© Bloomberg

Here we go again. After Saturday’s announcement that England will go into a new lockdown from Thursday onwards, this Monday morning companies are starting to spell out what that will mean for them.

Associated British Foods, which owns Primark, said that 57 per cent of the cheap fashion chain’s stores will be shut as of Thursday (assuming parliament approves the UK government’s shutdown plans). Almost 20 per cent are shut already because of closures in France, Ireland and Catalonia, among other regions. It will lose around £375m in sales and £37m in ebitda during the announced periods of closure; during the first lockdowns it lost around £650m a month in sales foregone.

Insurer Hiscox estimates it could have another $30m to $40m potential exposure linked to event cancellation if restrictions on travel and big group gatherings extend into next year. Previously it estimated its exposure for Covid claims at $387m net of reinsurance, including claims for business interruption insurance.

And bookie GVC, which owns Ladbrokes Coral, reckons lockdowns (as announced) will hit ebitda by £37m as betting shops are forced to shut. If all retail outlets are required to be closed for a whole month, that would knock £43m off ebitda, GVC estimated.

Unsurprisingly business leaders are calling for more government support — but Boris Johnson is set to skip the CBI annual conference on Monday, a rare non-appearance by a sitting prime minister. Business secretary Alok Sharma is due to attend the employers event in his stead.

Briefly

Ryanair published its half-year results, showing a pre-tax loss of €432m. The summer season is usually Ryanair’s most profitable period; in the first half of last year the low cost carrier reported a €1.26bn profit. The figures were weighed down by a €214m charge for ineffective hedges; excluding exceptional items, the airline reported a €197m loss. Losses are set to increase in the second half of the year. But the airline made no further cuts to its winter schedule: boss Michael O’Leary said it was already running only a skeleton service for November and December.
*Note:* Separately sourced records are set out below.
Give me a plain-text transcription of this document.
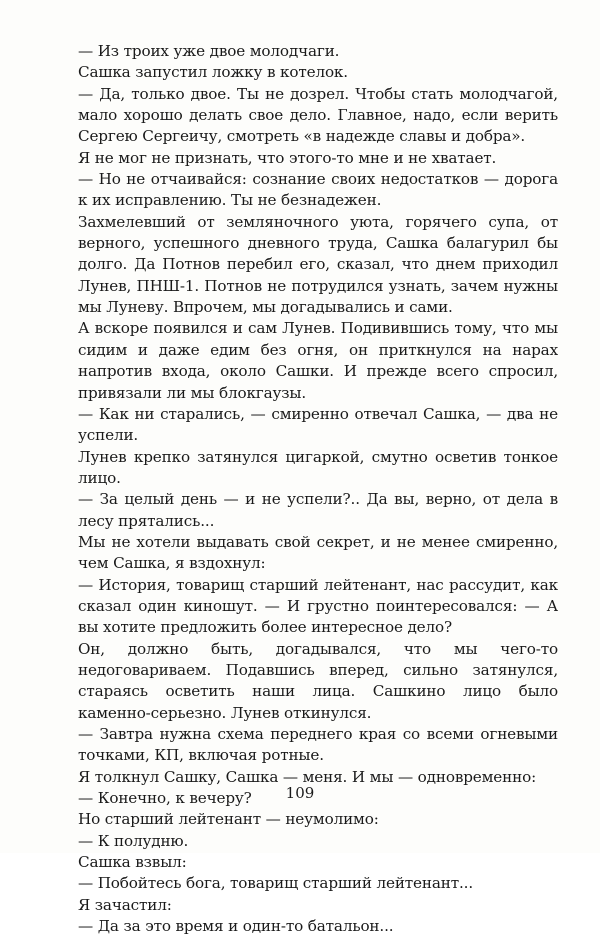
— Из троих уже двое молодчаги.

Сашка запустил ложку в котелок.

— Да, только двое. Ты не дозрел. Чтобы стать молодчагой, мало хорошо делать свое дело. Главное, надо, если верить Сергею Сергеичу, смотреть «в надежде славы и добра».

Я не мог не признать, что этого-то мне и не хватает.

— Но не отчаивайся: сознание своих недостатков — дорога к их исправлению. Ты не безнадежен.

Захмелевший от земляночного уюта, горячего супа, от верного, успешного дневного труда, Сашка балагурил бы долго. Да Потнов перебил его, сказал, что днем приходил Лунев, ПНШ-1. Потнов не потрудился узнать, зачем нужны мы Луневу. Впрочем, мы догадывались и сами.

А вскоре появился и сам Лунев. Подивившись тому, что мы сидим и даже едим без огня, он приткнулся на нарах напротив входа, около Сашки. И прежде всего спросил, привязали ли мы блокгаузы.

— Как ни старались, — смиренно отвечал Сашка, — два не успели.

Лунев крепко затянулся цигаркой, смутно осветив тонкое лицо.

— За целый день — и не успели?.. Да вы, верно, от дела в лесу прятались...

Мы не хотели выдавать свой секрет, и не менее смиренно, чем Сашка, я вздохнул:

— История, товарищ старший лейтенант, нас рассудит, как сказал один киношут. — И грустно поинтересовался: — А вы хотите предложить более интересное дело?

Он, должно быть, догадывался, что мы чего-то недоговариваем. Подавшись вперед, сильно затянулся, стараясь осветить наши лица. Сашкино лицо было каменно-серьезно. Лунев откинулся.

— Завтра нужна схема переднего края со всеми огневыми точками, КП, включая ротные.

Я толкнул Сашку, Сашка — меня. И мы — одновременно:

— Конечно, к вечеру?

Но старший лейтенант — неумолимо:

— К полудню.

Сашка взвыл:

— Побойтесь бога, товарищ старший лейтенант...

Я зачастил:

— Да за это время и один-то батальон...

109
Ocado meanwhile has upgraded its ebitda guidance to more than £60m from more than £40m with just under a month of its fiscal year to go. The online grocery delivery group said demand had remained high. It has also announced acquisitions totalling $287m this Monday morning of two companies linked to robot picking tech (ie robotic arms) for use in its warehouses.

Finally there is a half-year trading update from online estate agent Purplebricks. It expects to report adjusted ebitda “comfortably ahead” of consensus for the full year (though the consensus estimate is only £3.5m) after the recent rebound in the property market; but boss Vic Darvey warned it was too early to extrapolate trends from the first half out to the rest of the year as lockdown starts again.

Beyond the Square Mile 

© Wang Zhao/AFP/Getty

Huawei is working on plans for a dedicated chip plant in Shanghai that would not use American technology. Two people briefed on the project said the plant would be run by a partner, Shanghai IC R&D Center, a chip research company backed by the Shanghai Municipal government. Industry experts said the project could help Huawei, which has no experience in fabricating chips, chart a path to long-term survival. Meanwhile, private equity firm Stonepeak Infrastructure Partners is buying Astound Broadband, a network of US regional cable operators, in an $8.1bn deal.

The New York Stock Exchange is on track to steal back the crown for US stock market listings from its rival Nasdaq after tapping into the booming market for blank cheque companies. Companies have raised $66bn through listings on NYSE this year compared with $61bn on Nasdaq, with nearly two-thirds of the proceeds raised on NYSE coming from special purpose acquisition companies or Spacs.

America’s third-quarter earnings season is proving less downbeat than Wall Street analysts had forecast, with companies broadly reporting a shallower rate of decline in profits and sales than had been expected. The total profits per share reported by companies listed on the blue-chip S&P 500 index have come in nearly a fifth higher than analysts predicted just several weeks ago, according to FactSet data, with 63 per cent of the companies on the index disclosing their figures so far.

Essential comment before you go

© Transversospinales/Dreamstime

Jemima Kelly There comes a time in life when you realise that some of the friends you used to consider good friends aren’t actually your true friends. These are your party friends. And so it is with fintechs. They grew up in the party years but have failed to prove themselves during this crisis.

Pilita Clark The US election is yet another sign of the exhausting example being set for the rest of us by older people, writes a quinquagenarian.